Introduction: Bioderivatives proposed as candidates for food ingredients usually require certain evaluations for immunonutritional applications. Edible-medicinal mushrooms are a source of compounds with these potentials. Among them, Pleurotus ostreatus mushrooms contain bioactive metabolites, with important uses in the food industry and in the therapeutic practice of the medical-pharmaceutical industry. In vitro cytotoxicity assays are valuable methods to evaluate products of natural origin, such as fungal extracts. Objective: To evaluate the cytotoxicity of two extracts obtained from the Pleurotus ostreatus mushroom in different cell lines. Method: Water-soluble extracts were obtained from the mycelium and fruiting bodies of Pleurotus ostreatus in laboratories of the Center for Industrial Biotechnology Studies of the Universidad de Oriente. The cytotoxicity of the bioproducts was evaluated by the resazurin dye reduction assay on three cell lines at the Laboratory of Microbiology, Parasitology and Hygiene (LMPH) of the University of Antwerp, Belgium. Non-adherent THP-1 cells (human leukemia pre-monocytes), Caco-2 adherent cells (human colon adenocarcinoma epithelium) and RAW 264.7 adherent cells (murine macrophages) were used. Results: Pleurotus ostreatus extracts were not cytotoxic for any of the human or murine cell lines studied, since they did not cause damage to the viability of the epithelial cells of the gastrointestinal system, nor to the immune system cells used. Conclusions: This result demonstrates that both fungal bioderivatives can be safely applied in immunonutritional studies.

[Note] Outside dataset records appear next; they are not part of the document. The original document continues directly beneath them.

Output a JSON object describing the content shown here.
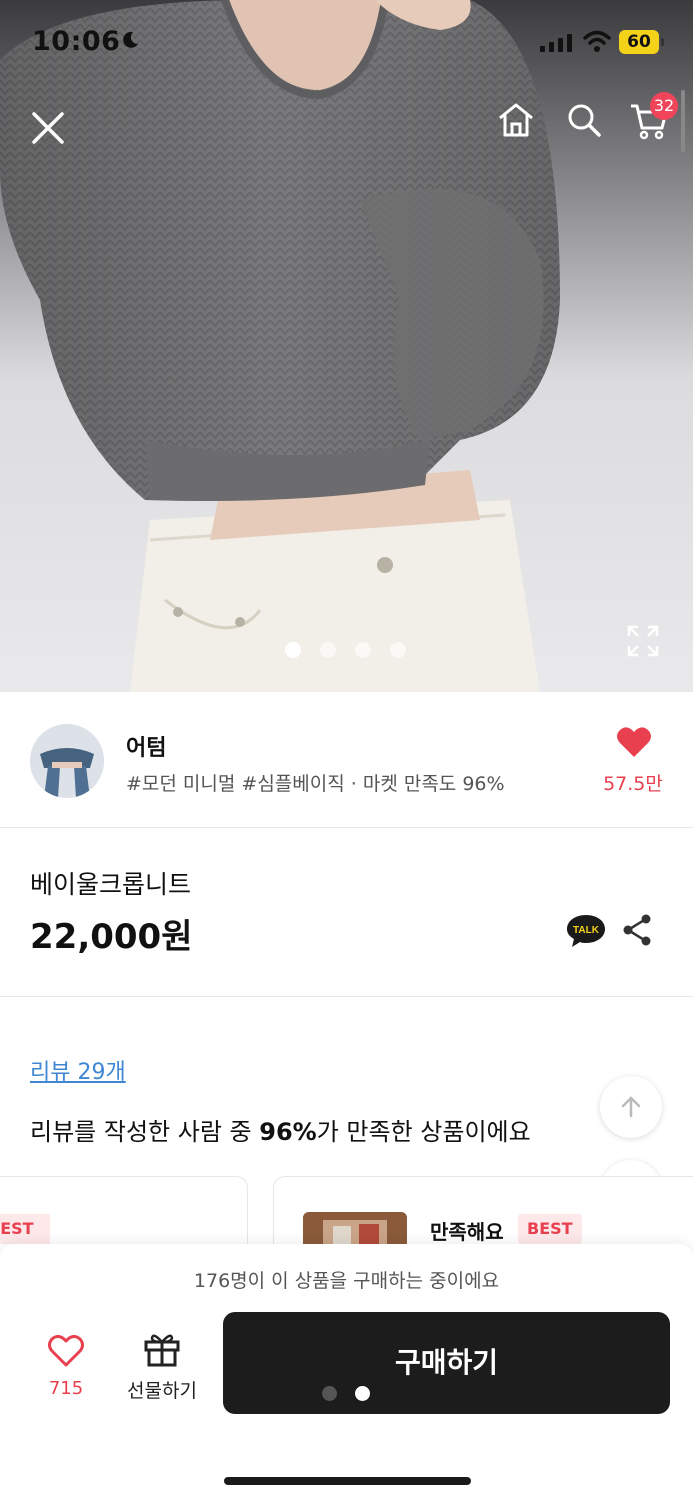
{
  "status_bar": {
    "time": "10:06",
    "battery": "60"
  },
  "header": {
    "cart_count": "32"
  },
  "gallery": {
    "image_count": 4,
    "active_index": 0
  },
  "shop": {
    "name": "어텀",
    "tags": "#모던 미니멀 #심플베이직 · 마켓 만족도 96%",
    "likes": "57.5만"
  },
  "product": {
    "name": "베이울크롭니트",
    "price": "22,000원",
    "talk_label": "TALK"
  },
  "reviews": {
    "link": "리뷰 29개",
    "summary_prefix": "리뷰를 작성한 사람 중 ",
    "summary_percent": "96%",
    "summary_suffix": "가 만족한 상품이에요",
    "cards": [
      {
        "badge": "BEST"
      },
      {
        "title": "만족해요",
        "badge": "BEST"
      }
    ]
  },
  "bottom_bar": {
    "buying_note": "176명이 이 상품을 구매하는 중이에요",
    "wish_count": "715",
    "gift_label": "선물하기",
    "buy_label": "구매하기"
  },
  "colors": {
    "accent": "#e8404f",
    "link": "#3f87d2",
    "buy_button": "#1c1c1c"
  },
  "icons": [
    "close-icon",
    "home-icon",
    "search-icon",
    "cart-icon",
    "expand-icon",
    "heart-icon",
    "talk-icon",
    "share-icon",
    "arrow-up-icon",
    "arrow-down-icon",
    "gift-icon"
  ]
}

Introdução: Bioderivados propostos como candidatos a ingredientes alimentícios geralmente requerem determinadas avaliações para aplicações imunonutricionais. Pleurotus ostreatus contêm metabólitos bioativos, com importantes utilizações na indústria alimentícia e na prática terapêutica da indústria médico-farmacêutica. Ensaios de citotoxicidade in vitro são métodos valiosos para avaliar produtos de origem natural, como extratos de fungos. Objetivo: Avaliar a citotoxicidade de dois extratos obtidos do cogumelo Pleurotus ostreatus em diferentes linhagens celulares. Método: Extratos hidrossolúveis foram obtidos do micélio e dos corpos frutíferos de Pleurotus ostreatus nos laboratórios do Centro de Estudos de Biotecnologia Industrial da Universidade de Oriente. A citotoxicidade dos bioprodutos foi avaliada pelo ensaio de redução do corante resazurina em três linhagens celulares no Laboratório de Microbiologia, Parasitologia e Higiene (LMPH) da Universidade de Antuérpia, Bélgica. Foram utilizadas células THP-1 não aderentes (pré-monócitos de leucemia humana), células aderentes Caco-2 (epitélio de adenocarcinoma do cólon humano) e células aderentes RAW 264.7 (macrófagos murinos). Resultados: Os extratos de Pleurotus ostreatus não foram citotóxicos para nenhuma das linhagens celulares humanas ou murinas estudadas, pois não causaram danos à viabilidade das células epiteliais do sistema gastrointestinal, nem às células do sistema imunológico utilizadas. Conclusões: Este resultado demonstra que ambos os bioderivados fúngicos podem ser aplicados com segurança em estudos imunonutricionais.